Les ravages des jeux en ligne sont nombreux et parfois imprévisibles. Consciente de ces dangers, la Commission européenne a publié une liste de principes visant à mieux protéger les parieurs et joueurs en ligne.

Une série complète de recommandations

Chaque année, les jeux d’argent en ligne attirent plusieurs centaines de milliers de parieurs de tous horizons en France. En dépit des mesures prises depuis la légalisation de ce secteur, les risques d’addiction ne sont jamais parfaitement évités. La Commission européenne vient ainsi de rappeler à ses États membres une liste complète de principes, censés renforcer la protection des joueurs sur internet, en particulier les mineurs. Cette liste recommande entre autres la mise en place d’un meilleur système d’identification du consommateur, lequel doit indiquer et justifier son âge et son identité lors de l’enregistrement.

Les informations fournies doivent être vérifiées par l’opérateur, avant acceptation. L’instance incite également les États à exiger des intermédiaires un meilleur dispositif de soutien et d’accompagnement du joueur, incluant notamment des alertes sur les gains/pertes, les limites de dépenses à fixer lors de la souscription ou la possibilité de sortir temporairement du jeu en cas de coup dur.

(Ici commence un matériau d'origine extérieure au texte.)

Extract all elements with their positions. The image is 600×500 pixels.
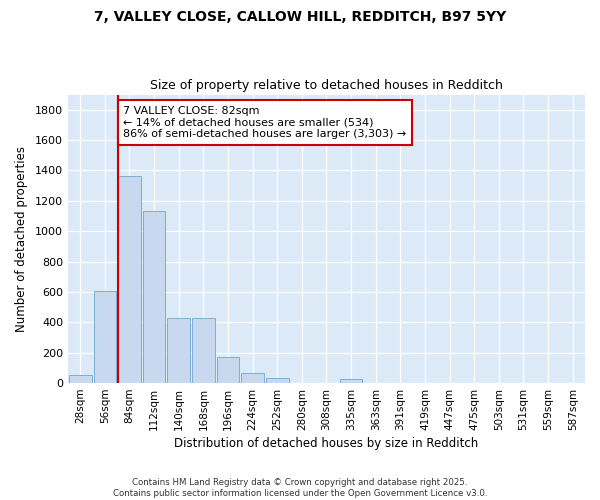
Bar [94,291,116,383]
Bar [241,373,264,383]
X-axis label: Distribution of detached houses by size in Redditch: Distribution of detached houses by size … [175,437,479,450]
Y-axis label: Number of detached properties: Number of detached properties [15,146,28,332]
Bar [340,380,362,383]
Bar [266,378,289,383]
Bar [69,374,92,383]
Bar [217,358,239,383]
Text: 7, VALLEY CLOSE, CALLOW HILL, REDDITCH, B97 5YY: 7, VALLEY CLOSE, CALLOW HILL, REDDITCH, … [94,10,506,24]
Text: Contains HM Land Registry data © Crown copyright and database right 2025.
Contai: Contains HM Land Registry data © Crown c… [113,478,487,498]
Text: 7 VALLEY CLOSE: 82sqm
← 14% of detached houses are smaller (534)
86% of semi-det: 7 VALLEY CLOSE: 82sqm ← 14% of detached … [123,106,406,139]
Bar [167,318,190,383]
Bar [192,318,215,383]
Bar [118,176,141,383]
Bar [143,212,166,383]
Title: Size of property relative to detached houses in Redditch: Size of property relative to detached ho… [150,79,503,92]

L’instauration d’une plateforme d’assistance téléphonique fait aussi partie des propositions de la Commission européenne.

Bientôt une application dans les législations européennes ?

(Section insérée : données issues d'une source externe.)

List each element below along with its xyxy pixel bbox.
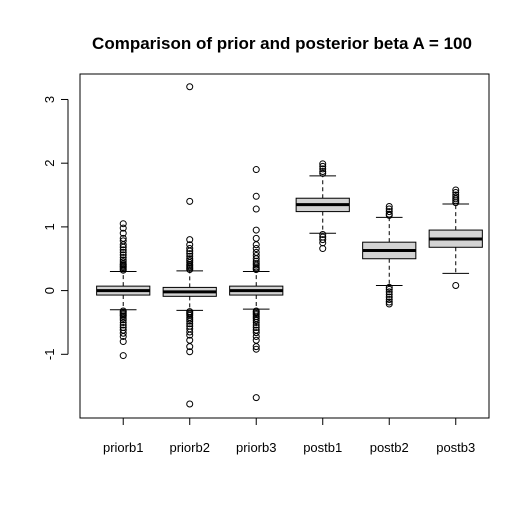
outlier-point bbox=[186, 317, 194, 325]
outlier-point bbox=[385, 296, 393, 304]
outlier-point bbox=[186, 348, 194, 356]
plot-frame bbox=[79, 73, 490, 419]
outlier-point bbox=[119, 318, 127, 326]
outlier-point bbox=[385, 288, 393, 296]
outlier-point bbox=[252, 192, 260, 200]
outlier-point bbox=[252, 343, 260, 351]
y-tick-label: 3 bbox=[42, 96, 57, 103]
outlier-point bbox=[385, 290, 393, 298]
outlier-point bbox=[385, 298, 393, 306]
y-tick-label: 1 bbox=[42, 223, 57, 230]
y-tick-label: 0 bbox=[42, 287, 57, 294]
outlier-point bbox=[119, 248, 127, 256]
box-postb1 bbox=[295, 160, 350, 253]
outlier-point bbox=[319, 167, 327, 175]
outlier-point bbox=[186, 400, 194, 408]
outlier-point bbox=[186, 236, 194, 244]
outlier-point bbox=[186, 331, 194, 339]
outlier-point bbox=[119, 338, 127, 346]
box-priorb3 bbox=[229, 166, 284, 402]
outlier-point bbox=[452, 186, 460, 194]
outlier-point bbox=[385, 293, 393, 301]
x-tick-label: postb3 bbox=[436, 440, 475, 455]
outlier-point bbox=[252, 394, 260, 402]
y-axis: -1 0 1 2 3 bbox=[42, 96, 69, 361]
outlier-point bbox=[119, 229, 127, 237]
y-tick-label: -1 bbox=[42, 349, 57, 361]
outlier-point bbox=[252, 332, 260, 340]
outlier-point bbox=[319, 169, 327, 177]
outlier-point bbox=[319, 245, 327, 253]
outlier-point bbox=[252, 318, 260, 326]
outlier-point bbox=[385, 283, 393, 291]
box-postb2 bbox=[362, 203, 417, 308]
x-tick-label: postb1 bbox=[303, 440, 342, 455]
outlier-point bbox=[252, 336, 260, 344]
outlier-point bbox=[186, 343, 194, 351]
outlier-point bbox=[319, 162, 327, 170]
box-group bbox=[96, 83, 483, 408]
outlier-point bbox=[252, 245, 260, 253]
outlier-point bbox=[252, 329, 260, 337]
outlier-point bbox=[385, 203, 393, 211]
x-tick-label: priorb2 bbox=[169, 440, 209, 455]
outlier-point bbox=[452, 281, 460, 289]
outlier-point bbox=[252, 317, 260, 325]
outlier-point bbox=[119, 314, 127, 322]
box-priorb2 bbox=[162, 83, 217, 408]
outlier-point bbox=[119, 332, 127, 340]
outlier-point bbox=[119, 243, 127, 251]
outlier-point bbox=[385, 211, 393, 219]
outlier-point bbox=[186, 328, 194, 336]
outlier-point bbox=[385, 285, 393, 293]
outlier-point bbox=[252, 205, 260, 213]
outlier-point bbox=[252, 266, 260, 274]
outlier-point bbox=[252, 226, 260, 234]
outlier-point bbox=[252, 166, 260, 174]
outlier-point bbox=[186, 247, 194, 255]
outlier-point bbox=[186, 197, 194, 205]
outlier-point bbox=[319, 236, 327, 244]
box-priorb1 bbox=[96, 220, 151, 360]
outlier-point bbox=[252, 345, 260, 353]
outlier-point bbox=[186, 266, 194, 274]
chart-title: Comparison of prior and posterior beta A… bbox=[92, 34, 472, 53]
outlier-point bbox=[119, 241, 127, 249]
outlier-point bbox=[319, 165, 327, 173]
outlier-point bbox=[186, 320, 194, 328]
outlier-point bbox=[119, 329, 127, 337]
outlier-point bbox=[119, 266, 127, 274]
outlier-point bbox=[186, 245, 194, 253]
outlier-point bbox=[252, 324, 260, 332]
outlier-point bbox=[119, 246, 127, 254]
outlier-point bbox=[319, 160, 327, 168]
x-tick-label: priorb3 bbox=[236, 440, 276, 455]
outlier-point bbox=[119, 321, 127, 329]
outlier-point bbox=[252, 241, 260, 249]
x-tick-label: priorb1 bbox=[103, 440, 143, 455]
outlier-point bbox=[385, 300, 393, 308]
outlier-point bbox=[319, 231, 327, 239]
outlier-point bbox=[452, 197, 460, 205]
outlier-point bbox=[252, 321, 260, 329]
outlier-point bbox=[452, 199, 460, 207]
outlier-point bbox=[119, 251, 127, 259]
outlier-point bbox=[119, 316, 127, 324]
outlier-point bbox=[252, 234, 260, 242]
x-tick-label: postb2 bbox=[370, 440, 409, 455]
outlier-point bbox=[186, 83, 194, 91]
outlier-point bbox=[119, 352, 127, 360]
box-postb3 bbox=[428, 186, 483, 289]
outlier-point bbox=[385, 208, 393, 216]
outlier-point bbox=[186, 315, 194, 323]
x-axis: priorb1 priorb2 priorb3 postb1 postb2 postb3 bbox=[103, 417, 475, 455]
outlier-point bbox=[186, 250, 194, 258]
y-tick-label: 2 bbox=[42, 160, 57, 167]
outlier-point bbox=[119, 224, 127, 232]
outlier-point bbox=[452, 195, 460, 203]
outlier-point bbox=[252, 261, 260, 269]
outlier-point bbox=[119, 220, 127, 228]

Les principes évoqués par la Commission européenne sont publiés à titres indicatifs. Chaque État membre est libre de les introduire dans leur propre législation, en fonction des conditions de jeu sur son territoire et de ses objectifs en matière de jeux en ligne. Bruxelles souhaite néanmoins voir les États de l’Union adopter au moins une partie de ces recommandations dans les mois à venir. L’institution leur demande ainsi de notifier les mesures prises conformément à ces recommandations dans un délai de 18 mois suivant leur publication. Elle évaluera les résultats de ces principes 30 mois après leur présentation, soit d’ici décembre 2016.